The kiddush after shul is a cacophony of
talking women dressed in beautiful Shabbos outfits, laughing
with me, kissing my cheek, wishing me Mazel Tov. On the men's
side I get glimpses of the kollel avreichim's black
and white attire, mingling with the more casual spring men's
wear worn by the people in our kehillah.
I scan the tables to gauge the rate of food consumption.
People are eating happily. The kollel wives are serving
cholent. There is still plenty of cake out on platters.
Perfect.
Our bar mitzvah bochur stands on a chair to give his
dvar Torah. It's hard to hear from where I am standing
but it looks like the men are amused.
"Do you know the difference between a bar mitzvah and
a wedding?" one woman asks me.
I can think of several differences. I smile my "no" and wait
for the punch line.
"After the wedding, your son won't be going home with
you."
But he will still be my son.
"Wow, I can't imagine that," I offer, slightly jolted.
Suddenly I feel the next few years slipping away. " I mean,
look at him standing right here with us on that chair . . .
"
"When he's a chosson, hopefully he won't need to stand
on a chair," she winks.
Rachel is trying to fit the suitcases into her van. "I'm
worried about Temima. All those presents she sees her sister
getting . . . I'm worried that she'll think that the
situation is really . . . you know . . . bad. I wanted to
get her alone for a minute to tell her . . . " Her voice
trails off uncertainly.
"What?" I ask.
"That's the problem. I don't know what to say."
My anxieties give vent.
"Rachel, if Temima's little sister has such a serious kidney
disease, how do their parents know that their other children
won't develop one?"
Her face registers shock and pain, visible even in the starry
dark.
I press on. "B'ezras Hashem she will recover; the
family will get past this scare.
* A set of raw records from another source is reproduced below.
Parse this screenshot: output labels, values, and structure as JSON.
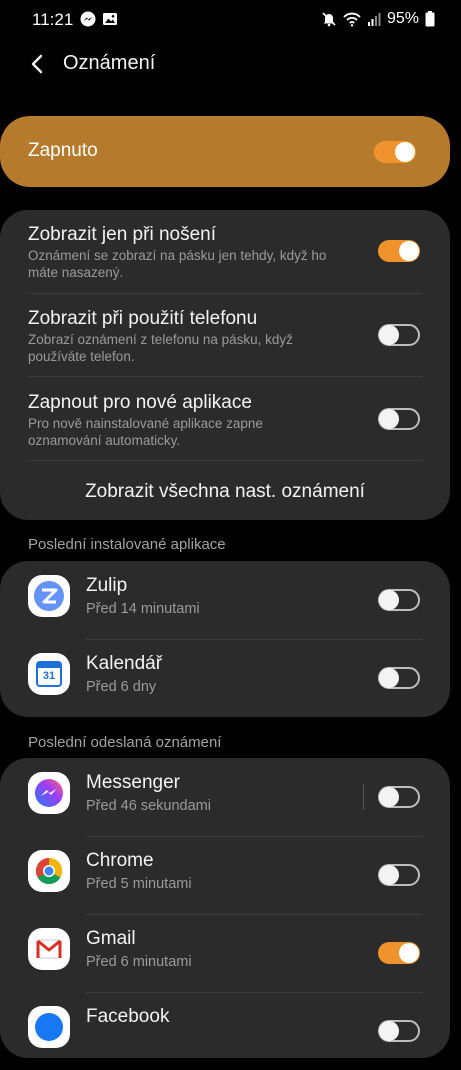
{
  "status": {
    "time": "11:21",
    "battery": "95%"
  },
  "header": {
    "title": "Oznámení"
  },
  "master": {
    "label": "Zapnuto",
    "on": true
  },
  "options": [
    {
      "title": "Zobrazit jen při nošení",
      "desc1": "Oznámení se zobrazí na pásku jen tehdy, když ho",
      "desc2": "máte nasazený.",
      "on": true
    },
    {
      "title": "Zobrazit při použití telefonu",
      "desc1": "Zobrazí oznámení z telefonu na pásku, když",
      "desc2": "používáte telefon.",
      "on": false
    },
    {
      "title": "Zapnout pro nové aplikace",
      "desc1": "Pro nově nainstalované aplikace zapne",
      "desc2": "oznamování automaticky.",
      "on": false
    }
  ],
  "show_all": "Zobrazit všechna nast. oznámení",
  "recent_installed": {
    "header": "Poslední instalované aplikace",
    "apps": [
      {
        "name": "Zulip",
        "sub": "Před 14 minutami",
        "icon": "zulip-icon",
        "on": false
      },
      {
        "name": "Kalendář",
        "sub": "Před 6 dny",
        "icon": "calendar-icon",
        "day": "31",
        "on": false
      }
    ]
  },
  "recent_sent": {
    "header": "Poslední odeslaná oznámení",
    "apps": [
      {
        "name": "Messenger",
        "sub": "Před 46 sekundami",
        "icon": "messenger-icon",
        "on": false
      },
      {
        "name": "Chrome",
        "sub": "Před 5 minutami",
        "icon": "chrome-icon",
        "on": false
      },
      {
        "name": "Gmail",
        "sub": "Před 6 minutami",
        "icon": "gmail-icon",
        "on": true
      },
      {
        "name": "Facebook",
        "sub": "",
        "icon": "facebook-icon",
        "on": false
      }
    ]
  },
  "colors": {
    "accent": "#f1932c",
    "master_bg": "#b67a2c",
    "card_bg": "#2b2b2b"
  }
}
But I researched it a
little, and I learned that the recurrence rate is so high for
this type of problem. When can the parents know that their
daughter will be okay?
Rachel stands tall now, her back to the van. Our haunted eyes
lock.
"She can never know," my friend tells me honestly. "When do
any of us know that our children will be okay? When they
become bar mitzvah?"
We exchange a smirk. She really has to go. It's a long way to
Yerushalayim. But my friend waits for my response.
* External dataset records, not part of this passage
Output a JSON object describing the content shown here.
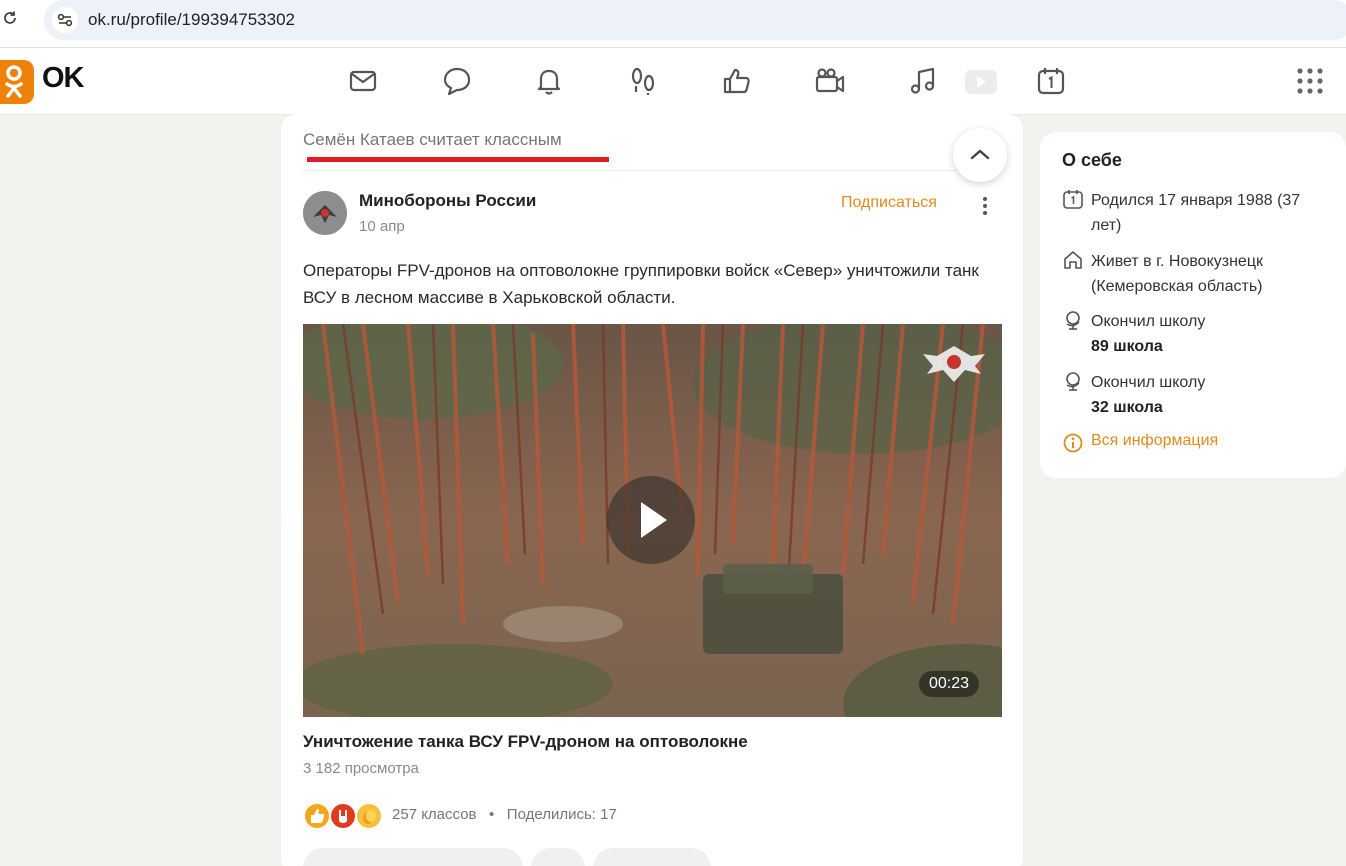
{
  "browser": {
    "url": "ok.ru/profile/199394753302"
  },
  "app": {
    "logo_text": "OK",
    "nav_icons": [
      "mail-icon",
      "chat-icon",
      "bell-icon",
      "footprints-icon",
      "like-icon",
      "video-camera-icon",
      "music-icon",
      "video-play-icon",
      "calendar-icon",
      "apps-grid-icon"
    ]
  },
  "feed": {
    "liked_by": "Семён Катаев считает классным",
    "post": {
      "author": "Минобороны России",
      "date": "10 апр",
      "subscribe_label": "Подписаться",
      "text": "Операторы FPV-дронов на оптоволокне группировки войск «Север» уничтожили танк ВСУ в лесном массиве в Харьковской области.",
      "video": {
        "duration": "00:23",
        "title": "Уничтожение танка ВСУ FPV-дроном на оптоволокне",
        "views": "3 182 просмотра"
      },
      "reactions_count": "257 классов",
      "separator": "•",
      "shares": "Поделились: 17"
    }
  },
  "about": {
    "title": "О себе",
    "born": "Родился 17 января 1988 (37 лет)",
    "lives": "Живет в г. Новокузнецк (Кемеровская область)",
    "school1_label": "Окончил школу",
    "school1_name": "89 школа",
    "school2_label": "Окончил школу",
    "school2_name": "32 школа",
    "all_info": "Вся информация"
  },
  "colors": {
    "brand": "#ee8208",
    "accent_link": "#e08a1d",
    "annotation_underline": "#e31b23"
  }
}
The faint smell of smoke wafts through the air. Tonight is
Lag Ba'omer. The neighbor's kids' bonfire is getting
underway. Whom am I kidding with my claim of breathing
difficulties and tiredness preventing me from attending? I
face reality. I'm paralyzed by the thought of watching my
children playing with fire.
I admit the truth. "We can never know if our children will be
okay. We are mothers and fathers forever."
"Mommy, help! Get this crazy tie off me already! It's choking
me!"
I try. I try to loosen my son's constraints, lovingly and
sympathetically. "You did a great job today, kid," I
compliment him playfully.
"Kid?" Unsuccessfully, he attempts a sophisticated lift of
the eyebrows. He deepens his voice theatrically. "Today I am
a man!"
You are, my dear son, one moonrise more of a man. As I am
today a sunset's worth more of a woman.
We learn. We grow . . . we can't help it. Life is a perfect
process.
My son sighs shortly with relief. With a definitive display
of overload, he tosses the tie on the couch and without a
backward glance, races the clock, runs breathlessly down the
block, towards the safety of the children's bonfire.